[gdal-dev] Layer operations, a proposal

Jason Roberts jason.roberts at duke.edu
Thu Apr 19 09:40:49 EDT 2012


> As far as a general spatial indexing for any OGR datasource, I don't know
how it would be possible because a spatial index only makes sense if you can
have random access to the features. And a lot of OGR formats currently don't
support (efficient) random access, due to the nature of the storage (any
text based format for example). Or it would require significant work in
drivers so they are able to partially parse the file given a file offset
(would be difficult for XML parsers).

Yeah, without random access there is less value. But it still may be
worthwhile. In many kinds of operations between two layers (intersect, etc)
it might be faster to iterate through all features (order n*m loop) and
compare their bounding boxes before proceeding to a full GEOS call to try
the intersection. Exposing the spatial index to the code that is doing the
iteration would facilitate that optimization, especially if the code could
probe a spatial index tree rather than iterate through all bounding boxes
each time it checking which features in layer B intersected a feature from
layer A. It might also use less memory, as the index would probably have a
smaller footprint than the features themselves.

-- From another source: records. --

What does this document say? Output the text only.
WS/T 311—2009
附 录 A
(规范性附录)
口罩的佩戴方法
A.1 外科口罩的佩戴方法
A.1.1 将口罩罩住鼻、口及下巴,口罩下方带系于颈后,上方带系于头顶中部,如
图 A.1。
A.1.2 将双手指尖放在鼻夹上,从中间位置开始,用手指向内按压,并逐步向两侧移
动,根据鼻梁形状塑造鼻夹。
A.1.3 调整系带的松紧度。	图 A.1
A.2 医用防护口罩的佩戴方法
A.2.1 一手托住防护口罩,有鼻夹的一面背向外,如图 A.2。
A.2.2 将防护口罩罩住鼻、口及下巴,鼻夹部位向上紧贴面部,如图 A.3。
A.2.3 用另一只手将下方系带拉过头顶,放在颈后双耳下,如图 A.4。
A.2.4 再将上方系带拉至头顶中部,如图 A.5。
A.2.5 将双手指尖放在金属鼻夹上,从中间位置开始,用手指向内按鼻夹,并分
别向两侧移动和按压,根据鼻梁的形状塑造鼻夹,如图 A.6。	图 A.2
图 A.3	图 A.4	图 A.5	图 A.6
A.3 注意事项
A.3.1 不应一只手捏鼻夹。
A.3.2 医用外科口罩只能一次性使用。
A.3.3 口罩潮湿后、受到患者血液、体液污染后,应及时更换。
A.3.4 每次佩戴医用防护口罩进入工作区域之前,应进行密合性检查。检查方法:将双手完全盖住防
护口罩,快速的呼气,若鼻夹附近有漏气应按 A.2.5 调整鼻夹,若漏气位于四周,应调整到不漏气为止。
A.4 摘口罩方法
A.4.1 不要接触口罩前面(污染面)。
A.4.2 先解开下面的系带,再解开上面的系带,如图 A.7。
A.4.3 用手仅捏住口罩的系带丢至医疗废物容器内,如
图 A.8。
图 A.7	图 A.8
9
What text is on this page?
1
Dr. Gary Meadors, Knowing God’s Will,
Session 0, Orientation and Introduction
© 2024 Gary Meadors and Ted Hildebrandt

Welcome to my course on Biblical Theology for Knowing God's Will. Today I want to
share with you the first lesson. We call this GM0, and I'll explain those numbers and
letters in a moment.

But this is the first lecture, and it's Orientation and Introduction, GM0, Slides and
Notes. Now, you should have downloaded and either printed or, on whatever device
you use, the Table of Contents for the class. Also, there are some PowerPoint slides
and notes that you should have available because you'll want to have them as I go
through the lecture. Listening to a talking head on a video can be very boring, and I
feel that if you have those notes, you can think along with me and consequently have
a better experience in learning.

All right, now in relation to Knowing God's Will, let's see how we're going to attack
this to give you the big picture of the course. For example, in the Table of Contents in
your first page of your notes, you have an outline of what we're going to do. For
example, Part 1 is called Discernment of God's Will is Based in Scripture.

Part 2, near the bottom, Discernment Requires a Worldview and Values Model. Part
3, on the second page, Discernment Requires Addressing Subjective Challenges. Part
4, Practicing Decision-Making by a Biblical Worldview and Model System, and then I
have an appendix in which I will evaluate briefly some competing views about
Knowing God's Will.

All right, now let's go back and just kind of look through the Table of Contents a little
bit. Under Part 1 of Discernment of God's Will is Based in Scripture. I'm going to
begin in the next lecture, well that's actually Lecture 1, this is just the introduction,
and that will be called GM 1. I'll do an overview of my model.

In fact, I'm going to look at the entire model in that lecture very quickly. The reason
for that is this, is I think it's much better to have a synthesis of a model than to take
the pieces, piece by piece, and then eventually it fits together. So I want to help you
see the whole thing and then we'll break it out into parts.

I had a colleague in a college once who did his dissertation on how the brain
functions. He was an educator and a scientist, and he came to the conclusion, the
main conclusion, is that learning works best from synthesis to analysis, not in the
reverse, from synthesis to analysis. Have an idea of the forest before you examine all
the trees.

But I don't really know how GEOS works, or exactly how OGR and GOES work
together. Assuming all features could fit in memory, a decent optimization
could be achieved by having OGR or GEOS cache the bounding box the first
time an intersection is attempted, and on all further calls first consider
the bounding box. This would not be as fast as probing a spatial index
tree--you still have the order n*m loop--but each iteration should be fast
when features do not actually intersect.

Best,
Jason

-----Original Message-----
From: Even Rouault [mailto:even.rouault at mines-paris.org] 
Sent: Thursday, April 19, 2012 4:03 AM
To: Tyler Mitchell
Cc: Jason Roberts; gdal-dev at lists.osgeo.org
Subject: RE: [gdal-dev] Layer operations, a proposal

Selon Tyler Mitchell <Tyler.Mitchell at actian.com>:

>
>
> Jason Roberts wrote:
> ...
> > For scenarios involving large numbers of features, I suspect it is 
> > much harder to do it fast and within available memory. It is 
> > probably necessary to do a multi-pass approach, where the first step 
> > operates only on the spatial indexes of the layers involved. It is 
> > probably too slow--or at
> least
> > very suboptimal--to even read all of the features into memory, much 
> > less call GEOS on them; all of that would happen in a later pass, 
> > when a subset of features was identified via the spatial index pass....
>
> I was intrigued to read the earlier thread you pointed out Jason, and 
> to see also Jan's comment about spatial index handling.  I would 
> really love to see a common approach to adding spatial index files to 
> my files (and even database connections done via a VRT) -

FYI : if the VRT just wraps the underlying datasource, the underlying
spatial index should already currently be used when setting a spatial
filter. You could verify than easily with a VRT with an anderlying shapefile
with a .qix, or a postgis DB with a spatial index.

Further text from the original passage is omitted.